The 8th Mountain Infantry Brigade (Brigada de Montaña 8/VIII) is a one of three combined mountain infantry brigade Argentine Army (EA) specialised in combat patrol in mountain forest terrain, combined arms, and mountain warfare. The headquarters of the Brigade is based on Mendoza, Mendoza Province. Is formed by different types of mountain units:

== Order of battle ==
- 11th Mountain Infantry Regiment "General Las Heras", based at Tupungato, Mendoza Province.
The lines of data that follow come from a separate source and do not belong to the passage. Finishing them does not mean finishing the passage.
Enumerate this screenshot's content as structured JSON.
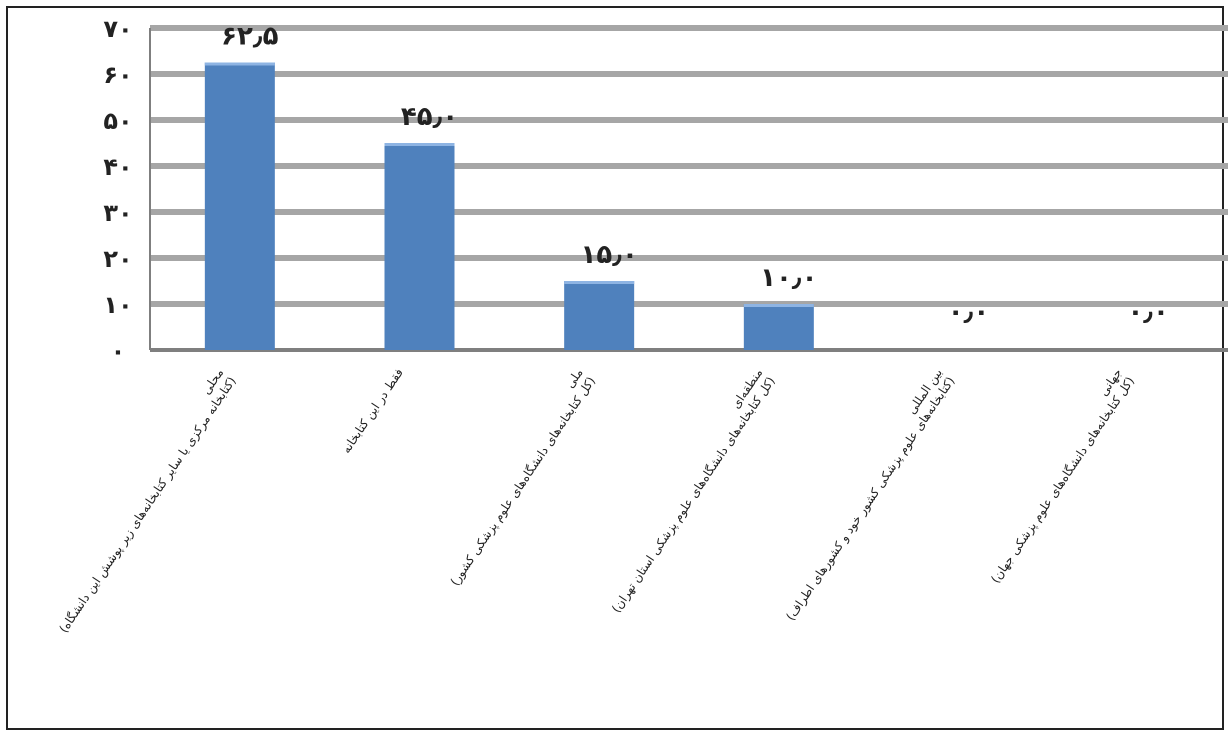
{
  "chart_data": {
    "type": "bar",
    "categories": [
      {
        "line1": "محلی",
        "line2": "(کتابخانه مرکزی یا سایر کتابخانه‌های زیر پوشش این دانشگاه)"
      },
      {
        "line1": "فقط در این کتابخانه",
        "line2": ""
      },
      {
        "line1": "ملی",
        "line2": "(کل کتابخانه‌های دانشگاه‌های علوم پزشکی کشور)"
      },
      {
        "line1": "منطقه‌ای",
        "line2": "(کل کتابخانه‌های دانشگاه‌های علوم پزشکی استان تهران)"
      },
      {
        "line1": "بین المللی",
        "line2": "(کتابخانه‌های علوم پزشکی کشور خود و کشورهای اطراف)"
      },
      {
        "line1": "جهانی",
        "line2": "(کل کتابخانه‌های دانشگاه‌های علوم پزشکی جهان)"
      }
    ],
    "values": [
      62.5,
      45.0,
      15.0,
      10.0,
      0.0,
      0.0
    ],
    "data_labels": [
      "۶۲٫۵",
      "۴۵٫۰",
      "۱۵٫۰",
      "۱۰٫۰",
      "۰٫۰",
      "۰٫۰"
    ],
    "y_ticks": [
      0,
      10,
      20,
      30,
      40,
      50,
      60,
      70
    ],
    "y_tick_labels": [
      "۰",
      "۱۰",
      "۲۰",
      "۳۰",
      "۴۰",
      "۵۰",
      "۶۰",
      "۷۰"
    ],
    "ylim": [
      0,
      70
    ],
    "title": "",
    "xlabel": "",
    "ylabel": "",
    "grid": true,
    "legend": "none",
    "colors": {
      "bar": "#4f81bd",
      "bar_top": "#8eb4e3",
      "grid": "#a6a6a6",
      "axis": "#7f7f7f",
      "text": "#222222"
    }
  }
}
- 16th Mountain Infantry Regiment "Cazadores de Los Andes", based at Uspallata, Mendoza Province.
- 22nd Mountain Infantry Regiment "Teniente Coronel Juan Manuel Cabot", based at El Marquesado, San Juan Province.
- 8th Mountain Cazadores Company "Teniente 1ro Ibañez", based at Puente del Inca, Mendoza Province.
- 15th Light Cavalry Regiment "Libertador Simón Bolívar", based at Campo de los Andes, Mendoza Province.
- 8th Mountain Artillery Group "Coronel Regalado de la Plaza", based at Uspallata, Mendoza Province.
- 7th Artillery Group, San Luis, San Luis Province.